XX. Небольшая задержка моих провожатых позволила мне узнать все это; вскоре они двинулись дальше и, снова пустившись в путь, мы сделали около четырех стадиев [48] и миновали множество домов, пока не оказались у белоснежного шатра, залитого светом ярких ламп, откуда доносились тяжкие стоны. Я оглянулся вокруг и, увидев, что мои спутники снова остановились побеседовать с мертвецами (с которыми они, очевидно, были хорошо знакомы и дружны), незаметно, таясь от их глаз, подошел к шатру и стал разглядывать, что делается внутри и кто так мучительно горько стонет. На земле был распростерт человек с выколотыми глазами; он лежал на левом боку, опираясь на локоть; ложем ему служил лаконский ковер. Незнакомец был хорошего роста и, хотя не очень плотен, ширококост и мощен грудью.[49]

В полный рост он распростерся, забыв о своих
                                            колесницах[50]

                                  . . . не был подобен
Мужу, ядущему хлеб, но утеса лесистой
вершине.[51]

Подле него сидел какой-то старец, стараясь уговорами и увещаниями облегчить ужасные его муки. Но несчастный как будто не хотел внимать; он то и дело покачивал головой, отстраняя рукой старика. Изо рта у него струей тек яд.
XXI. Когда я хорошенько все разглядел и, обернувшись на своих провожатых, отошел от шатра и стал искать их глазами, заметил какого-то, судя по виду, старого и совершенно высохшего человека, как обычно бывают те, кого сводят в могилу изнурительные лихорадки. Едва взглянув на меня, он по цвету моего лица сразу же понял, что я здесь не старожил (ведь покойники, попадающие в аид, некоторое время сохраняют следы живого румянца и по этой примете их отличают без труда) и, приблизившись, сказал: «Привет тебе, пришелец, расскажи мне, что делается наверху. Сколько скумбрий дают теперь на обол? [52] Сколько тунцов и селедочек? Почем оливковое масло, вино, хлеб и все остальное? Чуть не забыл спросить у тебя самое главное — каков
нынче улов сарделей? Когда-то в той жизни я ими лакомился с наслаждением и предпочитал их зубатке». Так он спрашивал меня, и на все вопросы я ответил сущей правдой. А рассказав ему, как обстоят дела на земле, пожелал узнать, кто обитатель шатра, что за старец сидит над ним и почему он стонет.
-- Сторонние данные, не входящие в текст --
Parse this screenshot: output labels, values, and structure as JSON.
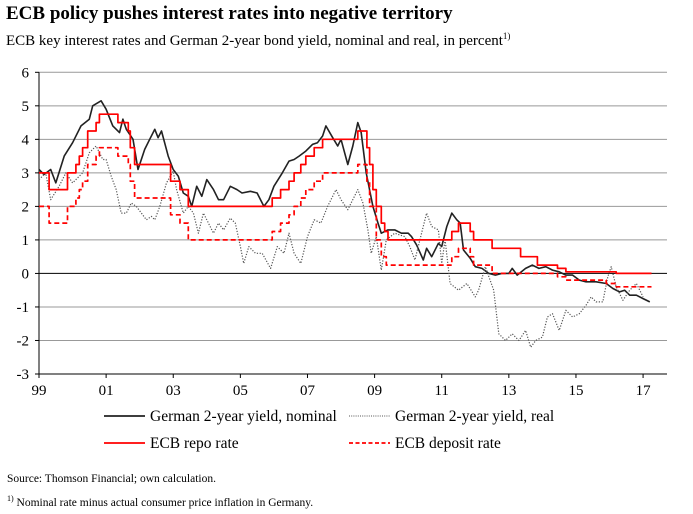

XXII. Этот добрый человек стал рассказывать так: «Обитатель шатра, чьи громкие стенания ты слышал, — знаменитый Диоген из Каппадокии.

При жизни ты, конечно, знал его историю: как он достиг царства, как пошел походом на восточных скифов,[53] оказался в плену, впоследствии снова обрел свободу, но, придя в Византий, не вернул себе трона. Во время войны он попал в руки своих врагов и теперь, как видишь, слеп, благодаря их предательству, и, вдобавок, коварно опоен ими губительным ядом. Сидящий подле него старик — один из знатнейших людей Великой Фригии, ближайший советник и сподвижник Диогена при жизни.[54] И теперь, скорбя о его участи, он, в память старинной дружбы, неотлучно находится при Диогене и стремится, по мере сил, облегчить ему воспоминание о перенесенных муках подобающими словами и увещаниями».

Такое поведал мне этот добрейший человек. Тут опять появились мои проводники и стали меня подгонять, говоря: «Торопись предстать перед судилищем и освободи нас».

«И здесь, — воскликнул я, — суды, разбирательства и приговоры, совсем как на земле!»

«Тут-то им и место, — отвечали мои провожатые, — ибо тут тщательнейшим образом взвешивается вся человеческая жизнь и каждому воздается по заслугам: решения этого суда непреложны».

XXIII. Такие разговоры мы вели по пути, а пройдя еще немного, встретили человека высокого роста, с совершенно седыми волосами, очень изможденного; он, впрочем, был приветлив и словоохотлив, разговаривая, надувал щеки и широко улыбался.

— Привет вам, — сказал он моим спутникам и спросил: «Кто этот новый обитатель аида, которого вы только вводите сюда?» С такими словами незнакомец оборотил ко мне взгляд, пристально на меня уставился и стал внимательно изучать мое лицо.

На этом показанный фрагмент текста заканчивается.